Une âpre discussion à l’extérieur du bureau tira le commissaire Mansinque de sa mélancolie :

« Plus vite que ça, l’arabe, ou je te casse la figure.

– Je ne suis pas arabe, je suis turc.

– Décidément, c’est la journée !

– C’est Youssouf ! » s’écria Valérie, bondissant de joie.

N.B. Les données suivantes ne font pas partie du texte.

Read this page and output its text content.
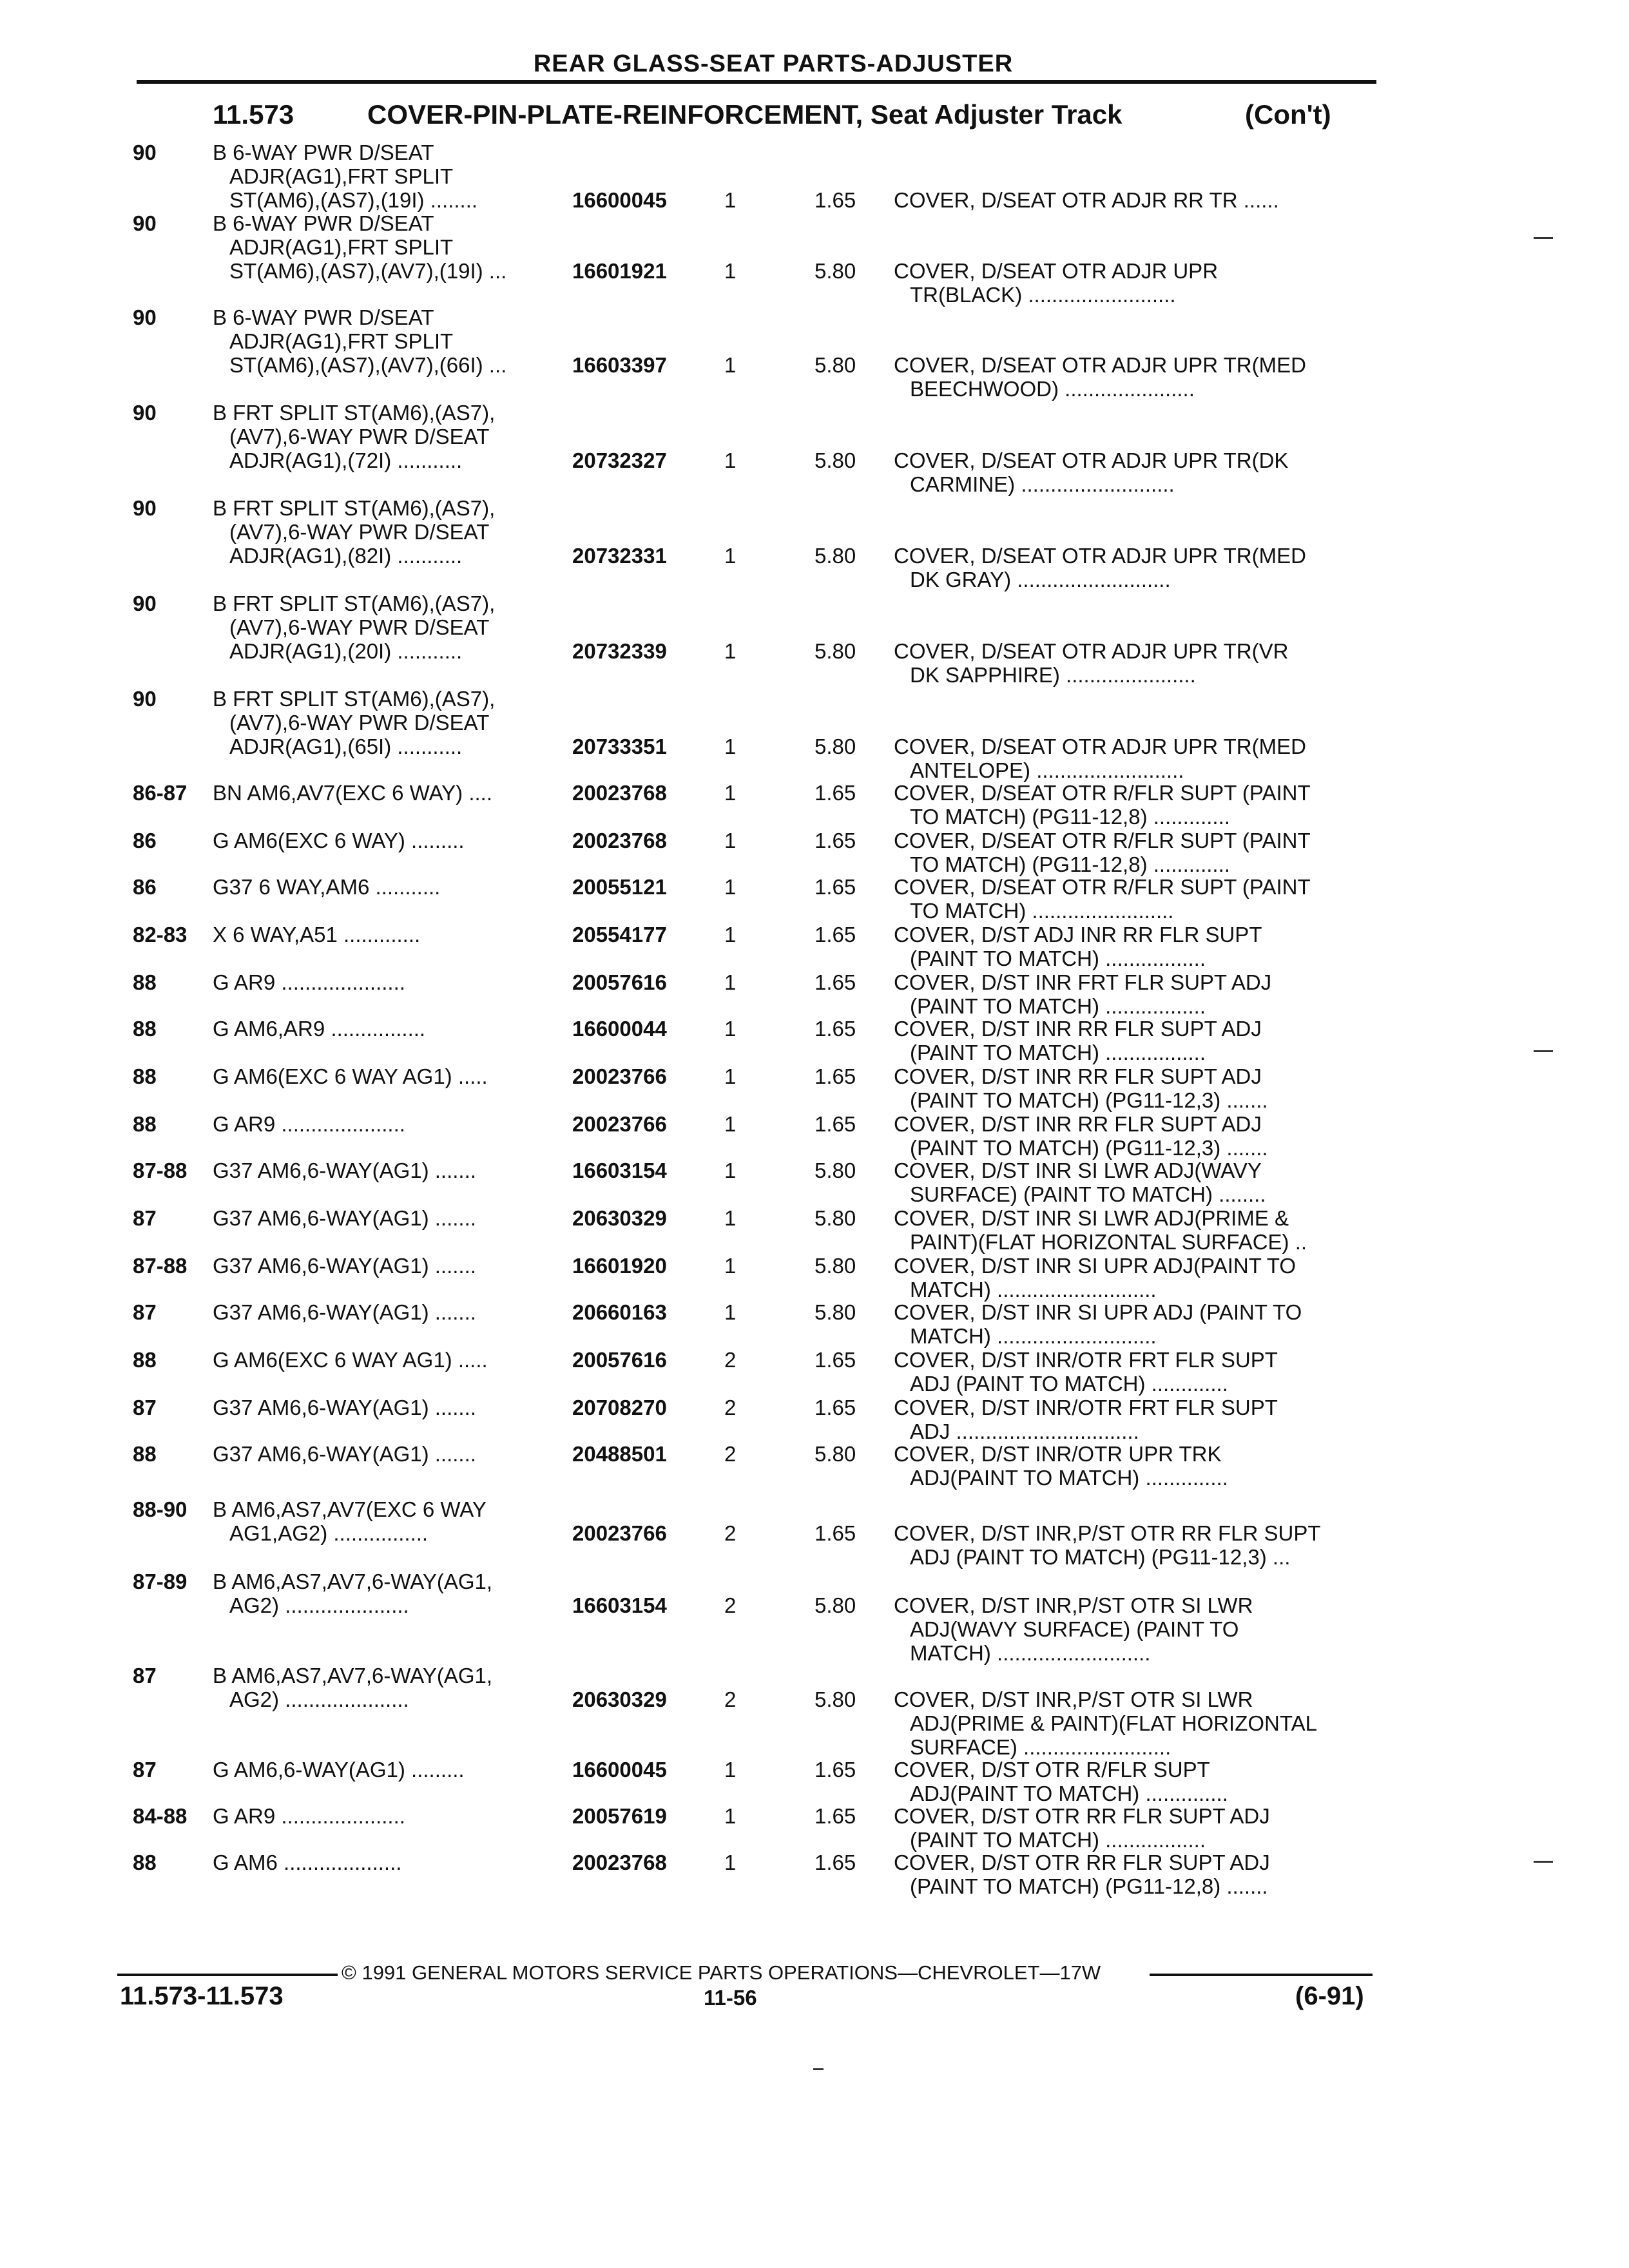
REAR GLASS-SEAT PARTS-ADJUSTER
11.573	COVER-PIN-PLATE-REINFORCEMENT, Seat Adjuster Track	(Con't)
90	B 6-WAY PWR D/SEAT
ADJR(AG1),FRT SPLIT
ST(AM6),(AS7),(19I) ........	16600045	1	1.65 COVER, D/SEAT OTR ADJR RR TR ......
90	B 6-WAY PWR D/SEAT
ADJR(AG1),FRT SPLIT
ST(AM6),(AS7),(AV7),(19I) ...	16601921	1	5.80 COVER, D/SEAT OTR ADJR UPR
TR(BLACK) .........................
90	B 6-WAY PWR D/SEAT
ADJR(AG1),FRT SPLIT
ST(AM6),(AS7),(AV7),(66I) ...	16603397	1	5.80 COVER, D/SEAT OTR ADJR UPR TR(MED
BEECHWOOD) ......................
90	B FRT SPLIT ST(AM6),(AS7),
(AV7),6-WAY PWR D/SEAT
ADJR(AG1),(72I) ...........	20732327	1	5.80 COVER, D/SEAT OTR ADJR UPR TR(DK
CARMINE) ..........................
90	B FRT SPLIT ST(AM6),(AS7),
(AV7),6-WAY PWR D/SEAT
ADJR(AG1),(82I) ...........	20732331	1	5.80 COVER, D/SEAT OTR ADJR UPR TR(MED
DK GRAY) ..........................
90	B FRT SPLIT ST(AM6),(AS7),
(AV7),6-WAY PWR D/SEAT
ADJR(AG1),(20I) ...........	20732339	1	5.80 COVER, D/SEAT OTR ADJR UPR TR(VR
DK SAPPHIRE) ......................
90	B FRT SPLIT ST(AM6),(AS7),
(AV7),6-WAY PWR D/SEAT
ADJR(AG1),(65I) ...........	20733351	1	5.80 COVER, D/SEAT OTR ADJR UPR TR(MED
ANTELOPE) .........................
86-87 BN AM6,AV7(EXC 6 WAY) ....	20023768	1	1.65 COVER, D/SEAT OTR R/FLR SUPT (PAINT
TO MATCH) (PG11-12,8) .............
86	G AM6(EXC 6 WAY) .........	20023768	1	1.65 COVER, D/SEAT OTR R/FLR SUPT (PAINT
TO MATCH) (PG11-12,8) .............
86	G37 6 WAY,AM6 ...........	20055121	1	1.65 COVER, D/SEAT OTR R/FLR SUPT (PAINT
TO MATCH) ........................
82-83 X 6 WAY,A51 .............	20554177	1	1.65 COVER, D/ST ADJ INR RR FLR SUPT
(PAINT TO MATCH) .................
88	G AR9 .....................	20057616	1	1.65 COVER, D/ST INR FRT FLR SUPT ADJ
(PAINT TO MATCH) .................
88	G AM6,AR9 ................	16600044	1	1.65 COVER, D/ST INR RR FLR SUPT ADJ
(PAINT TO MATCH) .................
88	G AM6(EXC 6 WAY AG1) .....	20023766	1	1.65 COVER, D/ST INR RR FLR SUPT ADJ
(PAINT TO MATCH) (PG11-12,3) .......
88	G AR9 .....................	20023766	1	1.65 COVER, D/ST INR RR FLR SUPT ADJ
(PAINT TO MATCH) (PG11-12,3) .......
87-88 G37 AM6,6-WAY(AG1) .......	16603154	1	5.80 COVER, D/ST INR SI LWR ADJ(WAVY
SURFACE) (PAINT TO MATCH) ........
87	G37 AM6,6-WAY(AG1) .......	20630329	1	5.80 COVER, D/ST INR SI LWR ADJ(PRIME &
PAINT)(FLAT HORIZONTAL SURFACE) ..
87-88 G37 AM6,6-WAY(AG1) .......	16601920	1	5.80 COVER, D/ST INR SI UPR ADJ(PAINT TO
MATCH) ...........................
87	G37 AM6,6-WAY(AG1) .......	20660163	1	5.80 COVER, D/ST INR SI UPR ADJ (PAINT TO
MATCH) ...........................
88	G AM6(EXC 6 WAY AG1) .....	20057616	2	1.65 COVER, D/ST INR/OTR FRT FLR SUPT
ADJ (PAINT TO MATCH) .............
87	G37 AM6,6-WAY(AG1) .......	20708270	2	1.65 COVER, D/ST INR/OTR FRT FLR SUPT
ADJ ...............................
88	G37 AM6,6-WAY(AG1) .......	20488501	2	5.80 COVER, D/ST INR/OTR UPR TRK
ADJ(PAINT TO MATCH) ..............
88-90 B AM6,AS7,AV7(EXC 6 WAY
AG1,AG2) ................	20023766	2	1.65 COVER, D/ST INR,P/ST OTR RR FLR SUPT
ADJ (PAINT TO MATCH) (PG11-12,3) ...
87-89 B AM6,AS7,AV7,6-WAY(AG1,
AG2) .....................	16603154	2	5.80 COVER, D/ST INR,P/ST OTR SI LWR
ADJ(WAVY SURFACE) (PAINT TO
MATCH) ..........................
87	B AM6,AS7,AV7,6-WAY(AG1,
AG2) .....................	20630329	2	5.80 COVER, D/ST INR,P/ST OTR SI LWR
ADJ(PRIME & PAINT)(FLAT HORIZONTAL
SURFACE) .........................
87	G AM6,6-WAY(AG1) .........	16600045	1	1.65 COVER, D/ST OTR R/FLR SUPT
ADJ(PAINT TO MATCH) ..............
84-88 G AR9 .....................	20057619	1	1.65 COVER, D/ST OTR RR FLR SUPT ADJ
(PAINT TO MATCH) .................
88	G AM6 ....................	20023768	1	1.65 COVER, D/ST OTR RR FLR SUPT ADJ
(PAINT TO MATCH) (PG11-12,8) .......
© 1991 GENERAL MOTORS SERVICE PARTS OPERATIONS—CHEVROLET—17W
11.573-11.573	11-56	(6-91)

Duval, le dernier participant à cette courageuse mission entra à son tour, poussant avec lui un étrange personnage, de type méditerranéen, en bleu de travail et casque de chantier, couvert de poussière de ciment, et déchaussé. Les deux époux s’embrassent sans retenue. Youssouf, voyant le visage contus de Valérie, s’écrie enfin :

« Mais, dans quel état tu es ! On t’a battue ?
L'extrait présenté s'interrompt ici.